Raised in Damascus, and having spent most of his life in Germany, Bassam Tibi is a leading expert in radical Islam, sharia law, and Muslim intellectual history more broadly. He is also a passionate critic of Islamism, and an advocate for enlightened Islam rooted in the ideas of the great Muslim philosophers of yore. Although brought up—by his own admission—to be an anti-Semite, Tibi credits Jewish thinkers such as Ernst Bloch not only with his discarding of this prejudice, but with his current ideas about his own religion. Ed Husain writes:
Ernst Bloch anchored Tibi’s thinking in Islamic rationalism. Bloch wrote about Ibn Sina [a/k/a Avicenna]—born in the Samanid Empire in around 980, the golden age of Muslim civilization—who had plenty to say about human equality and the intertwining of Arabic and western thought.
“Bloch says the [European] Enlightenment started in medieval Islam,” Tibi tells me. Tibi makes an important distinction between “mufti Islam,” the world of the fatwa-givers (a type of Islam that’s on the rise in Britain too), and the world of Enlightenment Islam, highlighted by Bloch. The mufti world of Islam is “leading Muslims backwards,” Tibi says. He seeks to explain, revive, and promote the Islam of early Enlightenment—the “Islam of Light.”
I ask him when he first noticed that something was going wrong in the Muslim world. “It started with the Six-Day War,” he says. Israel’s victory was a massive humiliation for the secular Arab regimes in the eyes of their citizens, especially when Israel gained the Gaza Strip and the Sinai Peninsula from Egypt. At the time, Tibi hoped that the response to this would be a new Arab Enlightenment. Instead, religious extremists rose to positions of power.

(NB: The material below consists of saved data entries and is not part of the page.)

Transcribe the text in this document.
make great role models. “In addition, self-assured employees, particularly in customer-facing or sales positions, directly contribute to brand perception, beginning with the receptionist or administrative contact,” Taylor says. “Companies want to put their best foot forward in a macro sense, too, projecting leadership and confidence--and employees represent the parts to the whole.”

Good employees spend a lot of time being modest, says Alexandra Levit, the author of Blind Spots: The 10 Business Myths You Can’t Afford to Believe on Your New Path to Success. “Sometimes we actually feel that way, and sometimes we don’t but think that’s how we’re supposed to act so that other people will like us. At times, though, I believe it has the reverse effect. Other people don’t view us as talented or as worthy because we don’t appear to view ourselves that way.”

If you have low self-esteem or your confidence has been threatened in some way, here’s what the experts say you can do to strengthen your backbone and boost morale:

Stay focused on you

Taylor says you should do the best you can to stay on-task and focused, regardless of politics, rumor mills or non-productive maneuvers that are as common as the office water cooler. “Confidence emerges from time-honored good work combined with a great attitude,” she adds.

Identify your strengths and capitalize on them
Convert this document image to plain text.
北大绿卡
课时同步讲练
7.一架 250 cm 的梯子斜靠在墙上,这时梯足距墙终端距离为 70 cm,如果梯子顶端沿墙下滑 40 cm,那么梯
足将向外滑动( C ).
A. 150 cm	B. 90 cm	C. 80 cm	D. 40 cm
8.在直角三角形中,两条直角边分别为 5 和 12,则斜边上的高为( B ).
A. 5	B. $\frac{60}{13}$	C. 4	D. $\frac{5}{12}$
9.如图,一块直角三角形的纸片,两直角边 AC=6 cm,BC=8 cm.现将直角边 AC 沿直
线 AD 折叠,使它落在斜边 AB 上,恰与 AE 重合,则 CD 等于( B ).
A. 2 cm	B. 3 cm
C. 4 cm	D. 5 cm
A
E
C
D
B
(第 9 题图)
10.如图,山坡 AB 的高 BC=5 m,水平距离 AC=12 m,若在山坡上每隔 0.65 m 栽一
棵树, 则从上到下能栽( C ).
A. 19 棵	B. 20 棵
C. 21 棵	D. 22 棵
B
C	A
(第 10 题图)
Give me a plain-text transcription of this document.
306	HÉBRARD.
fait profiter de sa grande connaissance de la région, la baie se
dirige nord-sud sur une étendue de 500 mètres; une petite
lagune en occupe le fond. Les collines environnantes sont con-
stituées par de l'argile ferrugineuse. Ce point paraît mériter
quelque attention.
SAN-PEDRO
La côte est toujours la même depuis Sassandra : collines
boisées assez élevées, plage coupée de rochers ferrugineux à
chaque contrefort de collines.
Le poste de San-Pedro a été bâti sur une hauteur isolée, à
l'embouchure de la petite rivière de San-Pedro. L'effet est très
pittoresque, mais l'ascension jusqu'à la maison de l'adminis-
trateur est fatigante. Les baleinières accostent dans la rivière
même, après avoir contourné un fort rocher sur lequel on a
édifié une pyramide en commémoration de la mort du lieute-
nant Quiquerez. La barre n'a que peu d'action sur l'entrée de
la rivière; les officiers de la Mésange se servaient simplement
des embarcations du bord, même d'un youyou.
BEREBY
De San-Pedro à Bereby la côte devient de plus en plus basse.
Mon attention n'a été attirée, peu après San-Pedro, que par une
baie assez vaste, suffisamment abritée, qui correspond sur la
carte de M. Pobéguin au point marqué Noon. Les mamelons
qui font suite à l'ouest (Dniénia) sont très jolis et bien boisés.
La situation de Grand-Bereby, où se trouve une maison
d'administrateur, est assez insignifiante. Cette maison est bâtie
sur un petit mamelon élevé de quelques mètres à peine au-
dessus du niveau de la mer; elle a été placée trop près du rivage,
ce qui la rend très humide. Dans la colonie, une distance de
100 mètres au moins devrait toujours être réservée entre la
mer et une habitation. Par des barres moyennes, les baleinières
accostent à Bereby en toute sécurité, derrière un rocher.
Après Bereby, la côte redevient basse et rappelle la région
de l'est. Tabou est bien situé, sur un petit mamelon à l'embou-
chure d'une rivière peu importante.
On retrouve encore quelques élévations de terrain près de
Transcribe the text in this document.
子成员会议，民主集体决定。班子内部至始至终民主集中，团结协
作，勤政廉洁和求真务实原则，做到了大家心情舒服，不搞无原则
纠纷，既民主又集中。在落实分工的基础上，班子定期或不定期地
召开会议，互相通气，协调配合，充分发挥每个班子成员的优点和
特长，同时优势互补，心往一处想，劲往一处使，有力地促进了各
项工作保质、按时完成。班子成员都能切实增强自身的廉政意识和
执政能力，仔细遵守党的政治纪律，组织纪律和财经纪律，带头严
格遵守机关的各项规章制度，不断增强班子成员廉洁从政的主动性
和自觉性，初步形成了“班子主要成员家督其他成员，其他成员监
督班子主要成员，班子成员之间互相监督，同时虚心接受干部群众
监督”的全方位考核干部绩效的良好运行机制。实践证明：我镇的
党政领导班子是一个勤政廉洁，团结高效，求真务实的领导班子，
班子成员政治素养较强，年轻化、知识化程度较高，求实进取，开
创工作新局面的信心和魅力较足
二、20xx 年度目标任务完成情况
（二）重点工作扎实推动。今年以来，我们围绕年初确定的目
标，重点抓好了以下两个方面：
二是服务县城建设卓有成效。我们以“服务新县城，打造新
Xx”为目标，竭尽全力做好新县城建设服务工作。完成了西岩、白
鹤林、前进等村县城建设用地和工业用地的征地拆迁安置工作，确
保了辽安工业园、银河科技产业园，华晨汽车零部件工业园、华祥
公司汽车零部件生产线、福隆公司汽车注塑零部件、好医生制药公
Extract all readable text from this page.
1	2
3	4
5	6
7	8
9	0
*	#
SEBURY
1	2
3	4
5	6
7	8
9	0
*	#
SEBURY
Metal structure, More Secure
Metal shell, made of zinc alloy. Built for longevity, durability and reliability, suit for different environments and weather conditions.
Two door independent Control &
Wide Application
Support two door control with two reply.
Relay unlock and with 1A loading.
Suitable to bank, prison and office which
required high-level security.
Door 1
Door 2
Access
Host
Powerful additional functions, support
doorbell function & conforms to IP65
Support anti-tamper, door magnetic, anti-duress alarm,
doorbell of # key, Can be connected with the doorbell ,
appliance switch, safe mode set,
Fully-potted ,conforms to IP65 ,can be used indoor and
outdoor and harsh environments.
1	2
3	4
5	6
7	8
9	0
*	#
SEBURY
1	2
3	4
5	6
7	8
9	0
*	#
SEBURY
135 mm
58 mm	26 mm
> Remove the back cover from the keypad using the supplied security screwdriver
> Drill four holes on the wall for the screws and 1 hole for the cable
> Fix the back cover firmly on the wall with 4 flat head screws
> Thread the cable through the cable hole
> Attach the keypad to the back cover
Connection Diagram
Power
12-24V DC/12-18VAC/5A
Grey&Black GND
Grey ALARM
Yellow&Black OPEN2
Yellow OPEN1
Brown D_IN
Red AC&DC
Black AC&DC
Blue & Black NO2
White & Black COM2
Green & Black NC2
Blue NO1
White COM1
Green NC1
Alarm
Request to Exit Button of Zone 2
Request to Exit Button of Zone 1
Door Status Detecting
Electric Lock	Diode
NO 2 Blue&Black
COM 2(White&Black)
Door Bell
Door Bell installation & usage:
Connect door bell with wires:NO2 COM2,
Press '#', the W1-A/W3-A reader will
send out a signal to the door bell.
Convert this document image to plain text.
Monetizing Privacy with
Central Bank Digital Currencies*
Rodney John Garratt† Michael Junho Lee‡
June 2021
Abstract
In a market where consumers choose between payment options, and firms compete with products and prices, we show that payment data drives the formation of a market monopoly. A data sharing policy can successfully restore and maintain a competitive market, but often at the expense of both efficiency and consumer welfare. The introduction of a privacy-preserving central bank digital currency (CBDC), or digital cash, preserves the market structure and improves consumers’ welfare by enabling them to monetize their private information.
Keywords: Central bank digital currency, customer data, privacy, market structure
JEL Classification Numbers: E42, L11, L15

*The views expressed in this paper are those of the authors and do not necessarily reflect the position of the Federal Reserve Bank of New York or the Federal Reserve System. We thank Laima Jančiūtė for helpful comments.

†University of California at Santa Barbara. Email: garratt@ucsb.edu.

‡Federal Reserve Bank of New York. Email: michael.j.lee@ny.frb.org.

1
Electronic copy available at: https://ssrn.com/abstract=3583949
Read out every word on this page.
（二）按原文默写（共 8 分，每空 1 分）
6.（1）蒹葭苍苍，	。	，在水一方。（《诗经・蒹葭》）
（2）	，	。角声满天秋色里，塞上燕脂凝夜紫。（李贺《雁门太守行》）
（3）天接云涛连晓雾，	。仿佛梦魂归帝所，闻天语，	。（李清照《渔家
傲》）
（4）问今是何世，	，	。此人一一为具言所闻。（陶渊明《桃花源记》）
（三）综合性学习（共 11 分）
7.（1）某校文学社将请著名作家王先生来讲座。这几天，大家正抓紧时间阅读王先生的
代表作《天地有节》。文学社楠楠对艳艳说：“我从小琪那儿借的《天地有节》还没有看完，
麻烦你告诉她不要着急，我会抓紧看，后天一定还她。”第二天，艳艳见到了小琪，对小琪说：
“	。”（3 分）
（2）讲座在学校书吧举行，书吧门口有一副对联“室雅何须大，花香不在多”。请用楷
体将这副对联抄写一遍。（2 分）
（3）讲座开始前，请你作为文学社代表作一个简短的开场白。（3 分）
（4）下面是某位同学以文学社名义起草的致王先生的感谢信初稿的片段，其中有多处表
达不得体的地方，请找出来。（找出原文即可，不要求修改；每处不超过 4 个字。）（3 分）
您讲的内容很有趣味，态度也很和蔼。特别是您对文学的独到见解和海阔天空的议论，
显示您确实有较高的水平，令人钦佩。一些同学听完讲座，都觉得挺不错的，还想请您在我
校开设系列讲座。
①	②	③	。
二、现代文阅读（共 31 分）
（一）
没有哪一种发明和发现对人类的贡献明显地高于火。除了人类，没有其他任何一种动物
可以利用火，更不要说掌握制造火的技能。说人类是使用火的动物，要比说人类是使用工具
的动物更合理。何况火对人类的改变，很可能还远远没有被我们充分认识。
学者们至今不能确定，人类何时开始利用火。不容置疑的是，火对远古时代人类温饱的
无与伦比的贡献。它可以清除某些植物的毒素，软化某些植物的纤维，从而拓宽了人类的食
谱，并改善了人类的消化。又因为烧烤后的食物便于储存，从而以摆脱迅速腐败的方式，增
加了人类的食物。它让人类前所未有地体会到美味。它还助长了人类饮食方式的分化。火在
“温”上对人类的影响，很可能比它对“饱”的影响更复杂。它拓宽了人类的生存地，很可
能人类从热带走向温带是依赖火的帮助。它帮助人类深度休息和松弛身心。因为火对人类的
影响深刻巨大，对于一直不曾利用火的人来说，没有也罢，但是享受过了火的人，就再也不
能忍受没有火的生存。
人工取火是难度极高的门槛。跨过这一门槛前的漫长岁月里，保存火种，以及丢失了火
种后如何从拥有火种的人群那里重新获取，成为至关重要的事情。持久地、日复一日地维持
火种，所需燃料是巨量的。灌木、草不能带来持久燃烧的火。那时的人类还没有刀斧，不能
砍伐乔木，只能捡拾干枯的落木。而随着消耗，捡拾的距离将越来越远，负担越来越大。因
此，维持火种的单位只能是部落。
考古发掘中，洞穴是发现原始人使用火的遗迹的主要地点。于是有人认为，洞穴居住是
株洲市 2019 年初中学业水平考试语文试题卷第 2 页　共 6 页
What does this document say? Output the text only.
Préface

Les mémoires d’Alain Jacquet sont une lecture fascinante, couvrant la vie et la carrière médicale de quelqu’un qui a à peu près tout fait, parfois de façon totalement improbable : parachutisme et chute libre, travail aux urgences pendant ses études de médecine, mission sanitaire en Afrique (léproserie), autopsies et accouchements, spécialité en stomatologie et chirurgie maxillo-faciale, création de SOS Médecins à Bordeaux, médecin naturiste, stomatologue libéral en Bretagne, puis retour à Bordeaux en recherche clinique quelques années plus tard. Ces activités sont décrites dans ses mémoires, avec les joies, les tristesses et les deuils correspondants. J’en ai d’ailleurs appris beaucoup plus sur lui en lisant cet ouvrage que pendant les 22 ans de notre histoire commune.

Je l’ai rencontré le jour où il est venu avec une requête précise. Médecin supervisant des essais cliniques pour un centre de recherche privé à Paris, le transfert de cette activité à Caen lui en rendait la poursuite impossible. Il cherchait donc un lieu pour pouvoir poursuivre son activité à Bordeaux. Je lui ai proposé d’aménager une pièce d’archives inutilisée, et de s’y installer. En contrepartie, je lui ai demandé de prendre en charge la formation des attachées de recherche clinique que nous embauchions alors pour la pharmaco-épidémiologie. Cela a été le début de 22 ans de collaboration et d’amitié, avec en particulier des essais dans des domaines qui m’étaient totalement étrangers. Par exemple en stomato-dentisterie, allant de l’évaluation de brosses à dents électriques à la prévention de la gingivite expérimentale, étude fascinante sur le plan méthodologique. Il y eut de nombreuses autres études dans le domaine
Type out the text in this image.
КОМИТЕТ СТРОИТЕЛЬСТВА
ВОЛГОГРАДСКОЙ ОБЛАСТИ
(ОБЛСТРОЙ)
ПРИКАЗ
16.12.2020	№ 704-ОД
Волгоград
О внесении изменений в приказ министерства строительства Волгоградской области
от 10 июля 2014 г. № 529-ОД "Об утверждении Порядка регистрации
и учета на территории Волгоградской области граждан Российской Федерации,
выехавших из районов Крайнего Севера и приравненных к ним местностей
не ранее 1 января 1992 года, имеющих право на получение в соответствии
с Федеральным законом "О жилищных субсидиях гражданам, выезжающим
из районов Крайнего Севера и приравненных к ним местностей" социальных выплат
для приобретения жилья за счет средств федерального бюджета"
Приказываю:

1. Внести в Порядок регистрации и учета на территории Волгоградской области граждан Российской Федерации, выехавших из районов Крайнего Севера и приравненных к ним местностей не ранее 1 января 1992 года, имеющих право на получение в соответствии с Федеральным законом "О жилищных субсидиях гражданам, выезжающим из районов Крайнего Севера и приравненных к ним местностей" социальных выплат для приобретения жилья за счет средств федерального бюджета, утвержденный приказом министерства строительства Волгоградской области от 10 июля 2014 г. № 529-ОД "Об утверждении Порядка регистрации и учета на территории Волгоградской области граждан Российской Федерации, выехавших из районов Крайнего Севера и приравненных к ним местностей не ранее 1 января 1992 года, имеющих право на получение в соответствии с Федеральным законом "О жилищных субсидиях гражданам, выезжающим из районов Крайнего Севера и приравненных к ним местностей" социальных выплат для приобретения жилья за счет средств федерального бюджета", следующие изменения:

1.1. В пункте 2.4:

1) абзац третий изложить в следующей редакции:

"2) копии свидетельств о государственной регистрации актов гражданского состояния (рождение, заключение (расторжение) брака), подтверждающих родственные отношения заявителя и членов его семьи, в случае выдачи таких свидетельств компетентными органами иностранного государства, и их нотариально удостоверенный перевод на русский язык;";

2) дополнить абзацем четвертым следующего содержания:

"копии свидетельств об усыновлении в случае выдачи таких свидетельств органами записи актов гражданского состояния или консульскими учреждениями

Using the language of medieval Muslim rationalists from al-Farabi to Ibn Rushd, famous in the Latin West as Averroes, Tibi defines Islam of the Enlightenment as advocating the primacy of reason. He also takes a definition of Enlightenment from Kant: that reason is the court in front of which everything must establish itself. But Ibn Rushd made this point in the 12th century, he says.